Cybersecurity

Over 29M Secrets Leaked on GitHub in 2025

March 18, 2026Source: TechRadar
Over 29M Secrets Leaked on GitHub in 2025
Photo by Arthur Mazi / Unsplash
Ulaş Doğru

Ulaş Doğru

Software & Startup Analyst

Researchers say more than 29 million secrets were exposed on GitHub in 2025, with AI-assisted commits contributing to the problem. The trend highlights how developer tooling and automation can accidentally bake vulnerabilities into public code.

Reklam

Security researchers have identified more than 29 million secrets — including hardcoded credentials, API keys and tokens — exposed in public GitHub repositories during 2025. The analysis suggests automated developer tools and AI-assisted commit suggestions are often making the situation worse by introducing or failing to detect sensitive data.

Leaks ranged from plain-text passwords and cloud keys to configuration files that should never have been pushed to public repos. In many cases, commits that contained these secrets came from automated or semi-automated sources: CI/CD scripts, bot accounts, and patches suggested by AI code assistants. Instead of catching mistakes, some of these tools appear to generate or reintroduce sensitive strings as part of suggested changes.

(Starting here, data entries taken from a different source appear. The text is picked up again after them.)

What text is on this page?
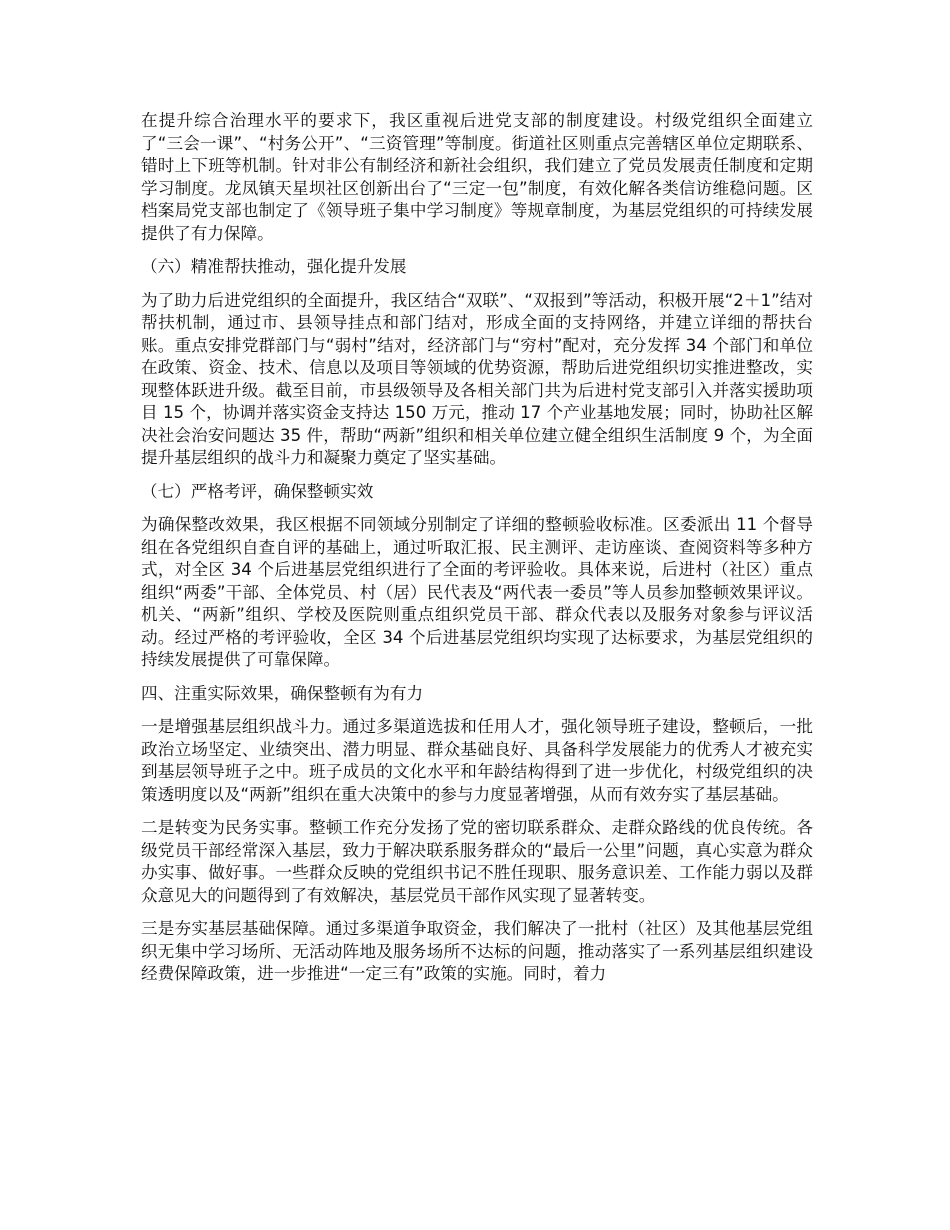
在提升综合治理水平的要求下，我区重视后进党支部的制度建设。村级党组织全面建立了“三会一课”、“村务公开”、“三资管理”等制度。街道社区则重点完善辖区单位定期联系、错时上下班等机制。针对非公有制经济和新社会组织，我们建立了党员发展责任制度和定期学习制度。龙凤镇天星坝社区创新出台了“三定一包”制度，有效化解各类信访维稳问题。区档案局党支部也制定了《领导班子集中学习制度》等规章制度，为基层党组织的可持续发展提供了有力保障。

（六）精准帮扶推动，强化提升发展

为了助力后进党组织的全面提升，我区结合“双联”、“双报到”等活动，积极开展“2＋1”结对帮扶机制，通过市、县领导挂点和部门结对，形成全面的支持网络，并建立详细的帮扶台账。重点安排党群部门与“弱村”结对，经济部门与“穷村”配对，充分发挥 34 个部门和单位在政策、资金、技术、信息以及项目等领域的优势资源，帮助后进党组织切实推进整改，实现整体跃进升级。截至目前，市县级领导及各相关部门共为后进村党支部引入并落实援助项目 15 个，协调并落实资金支持达 150 万元，推动 17 个产业基地发展；同时，协助社区解决社会治安问题达 35 件，帮助“两新”组织和相关单位建立健全组织生活制度 9 个，为全面提升基层组织的战斗力和凝聚力奠定了坚实基础。

（七）严格考评，确保整顿实效

为确保整改效果，我区根据不同领域分别制定了详细的整顿验收标准。区委派出 11 个督导组在各党组织自查自评的基础上，通过听取汇报、民主测评、走访座谈、查阅资料等多种方式，对全区 34 个后进基层党组织进行了全面的考评验收。具体来说，后进村（社区）重点组织“两委”干部、全体党员、村（居）民代表及“两代表一委员”等人员参加整顿效果评议。机关、“两新”组织、学校及医院则重点组织党员干部、群众代表以及服务对象参与评议活动。经过严格的考评验收，全区 34 个后进基层党组织均实现了达标要求，为基层党组织的持续发展提供了可靠保障。

四、注重实际效果，确保整顿有为有力

一是增强基层组织战斗力。通过多渠道选拔和任用人才，强化领导班子建设，整顿后，一批政治立场坚定、业绩突出、潜力明显、群众基础良好、具备科学发展能力的优秀人才被充实到基层领导班子之中。班子成员的文化水平和年龄结构得到了进一步优化，村级党组织的决策透明度以及“两新”组织在重大决策中的参与力度显著增强，从而有效夯实了基层基础。

二是转变为民务实事。整顿工作充分发扬了党的密切联系群众、走群众路线的优良传统。各级党员干部经常深入基层，致力于解决联系服务群众的“最后一公里”问题，真心实意为群众办实事、做好事。一些群众反映的党组织书记不胜任现职、服务意识差、工作能力弱以及群众意见大的问题得到了有效解决，基层党员干部作风实现了显著转变。

三是夯实基层基础保障。通过多渠道争取资金，我们解决了一批村（社区）及其他基层党组织无集中学习场所、无活动阵地及服务场所不达标的问题，推动落实了一系列基层组织建设经费保障政策，进一步推进“一定三有”政策的实施。同时，着力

Researchers warn that the availability of such secrets increases the attack surface for opportunistic and targeted attacks. Misconfigured or leaked credentials can give attackers access to cloud resources, databases and third-party services, potentially leading to data breaches, unauthorized infrastructure use and financial exposure.

Developers and teams are being advised to take practical steps: use secret management solutions, rotate exposed keys immediately, enable repository secret scanning, and adopt pre-commit hooks or CI checks that block accidental commits. Organizations should also limit token scopes and enforce least-privilege policies to reduce impact when a secret slips into a repo.

Toolmakers are being urged to improve AI code assistants and automated commit systems to better recognize and avoid handling secrets. Suggestions include integrating secret-detection models into the generation pipeline and warning users when proposed code touches files or patterns commonly associated with credentials.

It’s a reminder that automation and AI can speed development, but they also demand careful guardrails. Treating these systems as partners that need oversight — rather than flawless substitutes for human review — may help shrink the number of secrets escaping into public view.